Sen. Cruz: “And Mr. Chairman if I could ask one more question which, it has been an ongoing concern of mine, the lack of a reliable backup for GPS. We rely on GPS for an enormous amount, both to defend our nation and on the commercial side. How big a concern is the lack of a backup for GPS, and what do you think Congress should do about it?” 

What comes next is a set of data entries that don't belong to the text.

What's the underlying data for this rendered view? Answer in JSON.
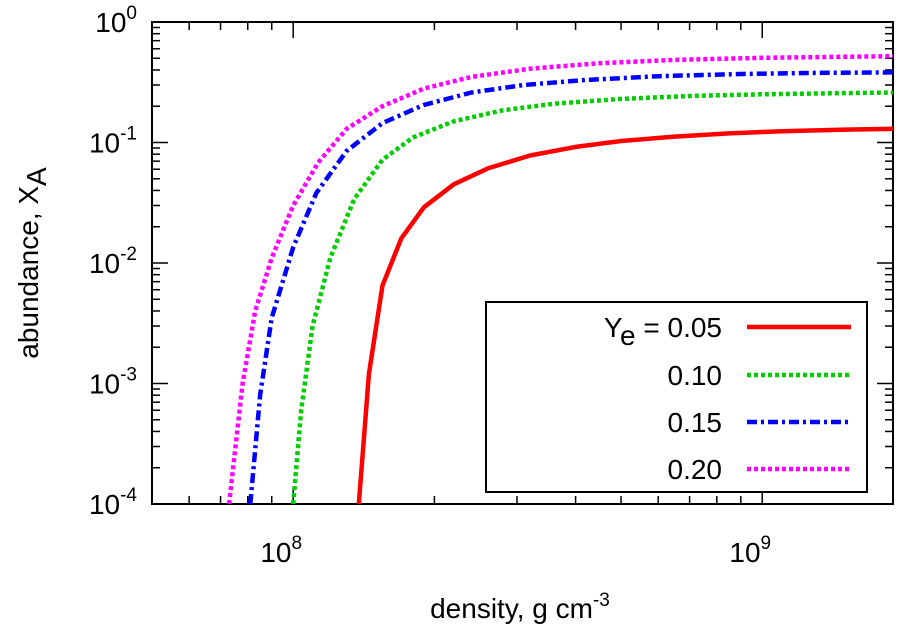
{
  "chart_data": {
    "type": "line",
    "xscale": "log",
    "yscale": "log",
    "xlabel": {
      "base": "density, g cm",
      "sup": "-3"
    },
    "ylabel": {
      "base": "abundance, X",
      "sub": "A"
    },
    "xlim": [
      50000000.0,
      1900000000.0
    ],
    "ylim": [
      0.0001,
      1
    ],
    "x_ticks": [
      {
        "value": 100000000.0,
        "mantissa": "10",
        "exp": "8"
      },
      {
        "value": 1000000000.0,
        "mantissa": "10",
        "exp": "9"
      }
    ],
    "y_ticks": [
      {
        "value": 1,
        "mantissa": "10",
        "exp": "0"
      },
      {
        "value": 0.1,
        "mantissa": "10",
        "exp": "-1"
      },
      {
        "value": 0.01,
        "mantissa": "10",
        "exp": "-2"
      },
      {
        "value": 0.001,
        "mantissa": "10",
        "exp": "-3"
      },
      {
        "value": 0.0001,
        "mantissa": "10",
        "exp": "-4"
      }
    ],
    "legend": {
      "title_base": "Y",
      "title_sub": "e",
      "title_rest": " = "
    },
    "series": [
      {
        "name": "0.05",
        "color": "#ff0000",
        "dash": "solid",
        "x": [
          138000000.0,
          145000000.0,
          155000000.0,
          170000000.0,
          190000000.0,
          220000000.0,
          260000000.0,
          320000000.0,
          400000000.0,
          500000000.0,
          650000000.0,
          850000000.0,
          1100000000.0,
          1500000000.0,
          1900000000.0
        ],
        "y": [
          0.0001,
          0.0012,
          0.0065,
          0.016,
          0.029,
          0.045,
          0.061,
          0.078,
          0.092,
          0.103,
          0.112,
          0.119,
          0.124,
          0.128,
          0.13
        ]
      },
      {
        "name": "0.10",
        "color": "#00cc00",
        "dash": "dotted",
        "x": [
          100000000.0,
          104000000.0,
          110000000.0,
          120000000.0,
          135000000.0,
          155000000.0,
          180000000.0,
          220000000.0,
          280000000.0,
          360000000.0,
          500000000.0,
          700000000.0,
          1000000000.0,
          1400000000.0,
          1900000000.0
        ],
        "y": [
          0.0001,
          0.0006,
          0.003,
          0.011,
          0.034,
          0.072,
          0.11,
          0.15,
          0.185,
          0.21,
          0.23,
          0.243,
          0.251,
          0.256,
          0.26
        ]
      },
      {
        "name": "0.15",
        "color": "#0000ff",
        "dash": "dashdot",
        "x": [
          81000000.0,
          85000000.0,
          90000000.0,
          100000000.0,
          112000000.0,
          130000000.0,
          155000000.0,
          190000000.0,
          240000000.0,
          310000000.0,
          420000000.0,
          600000000.0,
          900000000.0,
          1300000000.0,
          1900000000.0
        ],
        "y": [
          0.0001,
          0.0008,
          0.0035,
          0.0135,
          0.038,
          0.085,
          0.145,
          0.205,
          0.26,
          0.3,
          0.33,
          0.355,
          0.37,
          0.378,
          0.382
        ]
      },
      {
        "name": "0.20",
        "color": "#ff00ff",
        "dash": "dotted",
        "x": [
          73000000.0,
          78000000.0,
          83000000.0,
          90000000.0,
          100000000.0,
          113000000.0,
          130000000.0,
          155000000.0,
          190000000.0,
          240000000.0,
          320000000.0,
          450000000.0,
          650000000.0,
          1000000000.0,
          1900000000.0
        ],
        "y": [
          0.0001,
          0.001,
          0.004,
          0.011,
          0.03,
          0.068,
          0.13,
          0.2,
          0.28,
          0.35,
          0.41,
          0.455,
          0.485,
          0.505,
          0.52
        ]
      }
    ]
  }
}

Vice Admiral Schultz: “Well Senator, I think the reliance of where we are today in 2018 on GPS, I don’t think any of us had envisioned that. The Coast Guard is one of many stakeholders working within our department, DOT (Department of Transportation), DOD (Department of Defense); I think there is an assessment of the various segments that are reliant on that. There is ongoing work, there is a National Executive Committee that’s focused on that and we contributed to that. I think we were awarded about $500,000 from the Congress to look at jamming capabilities that are out there, that shut down GPS in the maritime domain. So I would say, I share your concern. We are an involved participant and stakeholder to a broader whole of government that NEXCOM Solutions said here that. I hope we figure out a way forward and I think the Congress is absolutely in the thick of that, Senator.”

Sen. Cruz: “Well I look forward to continuing to work with you.” 

Vice Admiral Schultz: “Thank you sir and we’re committed to working with you on that.”